Рязань посетил русский поэт Дмитрий Воденников — Я всё время начинаю с одного и того же, и это кажется каким-то дурным кокетством. Дело в том, что я не люблю читать свои стихи, я мёртвый поэт, уже не пишу. Когда-то это была потрясающая сильная история моей жизни, которая отобрала всё — любовь, нормальную жизнь... Сначала ты живёшь в ожидании, что вот-вот будешь писать, потом пребываешь в безумии от того, что пишешь, а после — в тоске от того, что не пишешь. В общем, это конфигурация из трёх пальцев — метафизический фиг, который любому поэту показывает мироздание. В силу того, что я уже не поэт, я бы предпочел вовсе не читать, но это будет смотреться каким-то высокомерием, которое просто-напросто никто не поймёт. На самом же деле это акт целомудрия.

— Чего же нам ждать?
— Сегодня моё выступление будет делиться на две части: свои стихи и чужие. Иногда я читаю свои стихи с закрытыми глазами, отнюдь, поверьте, не от тетеревиного самозабвения, а только потому, что мне противно смотреть на свои тексты, на людей, на себя. Вы увидите, я читаю чужие стихи совсем по-другому, будто с меня что-то спадает, я сразу оживаю. Начиная что-то объяснять, рассказывать о механизмах в этом стихотворении, я чувствую, как меняюсь — тембр, разговор, иногда даже срываю голос.
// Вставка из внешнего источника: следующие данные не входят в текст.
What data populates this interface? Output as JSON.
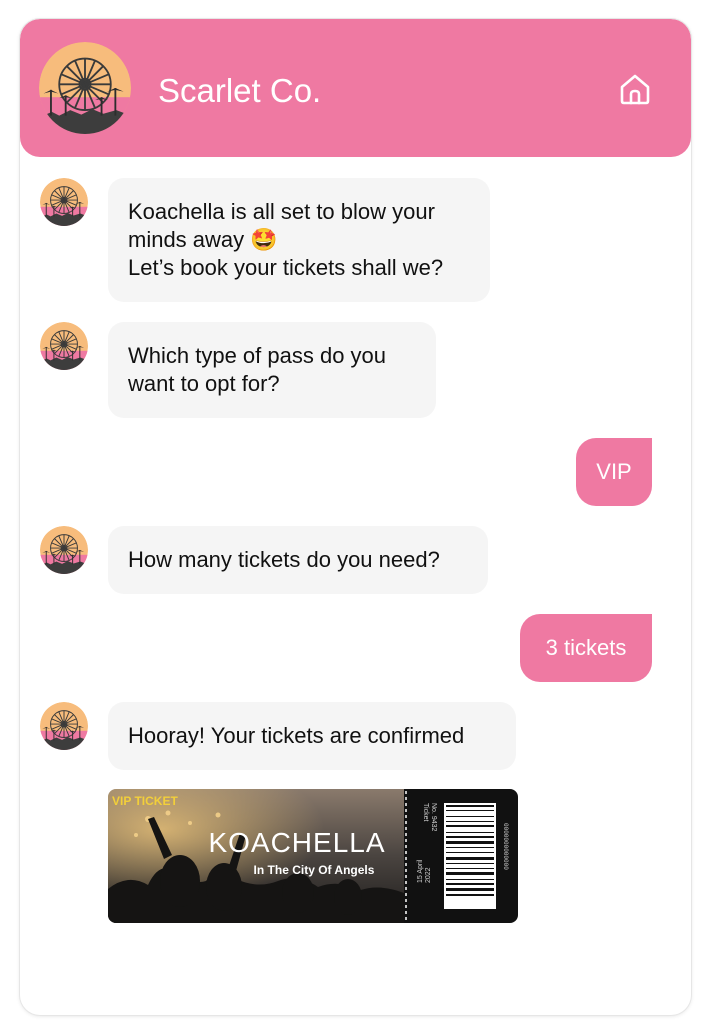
{
  "header": {
    "title": "Scarlet Co.",
    "home_icon": "home-icon"
  },
  "colors": {
    "accent": "#ef79a2",
    "bubble_in": "#f5f5f5",
    "ticket_badge": "#f2cf3a",
    "ticket_stub": "#111111"
  },
  "messages": [
    {
      "from": "bot",
      "lines": [
        "Koachella is all set to blow your",
        "minds away 🤩",
        "Let’s book your tickets shall we?"
      ]
    },
    {
      "from": "bot",
      "lines": [
        "Which type of pass do you",
        "want to opt for?"
      ]
    },
    {
      "from": "user",
      "text": "VIP"
    },
    {
      "from": "bot",
      "lines": [
        "How many tickets do you need?"
      ]
    },
    {
      "from": "user",
      "text": "3 tickets"
    },
    {
      "from": "bot",
      "lines": [
        "Hooray! Your tickets are confirmed"
      ]
    }
  ],
  "ticket": {
    "badge": "VIP TICKET",
    "title": "KOACHELLA",
    "subtitle": "In The City Of Angels",
    "stub_label": "Ticket",
    "stub_number": "No. 9432",
    "date": "15 April",
    "year": "2022",
    "barcode_number": "0000000000000"
  }
}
Читать прекрасные чужие стихи — это счастье, свои — мука.

— Почему?
— Я никогда не понимал поэтов, которые любят читать себя, мне кажется в этом есть какая-то недолюбленность. В чтении стихов есть что-то позорное, мастурбационное. Ахмадулина когда-то сказала, что писать — это втайне молиться. Она договорила не до конца: созданная Джованни Бернини алтарная группа «Экстаз святой Терезы» как нельзя точно показывает то, что называется «молитвой» — лицо женщины искажено оргазмом. Писать и читать — это молиться, признаваться о чём-то сокровенном, о том, о чём говорить не принято. Именно поэтому я не люблю читать свои стихи.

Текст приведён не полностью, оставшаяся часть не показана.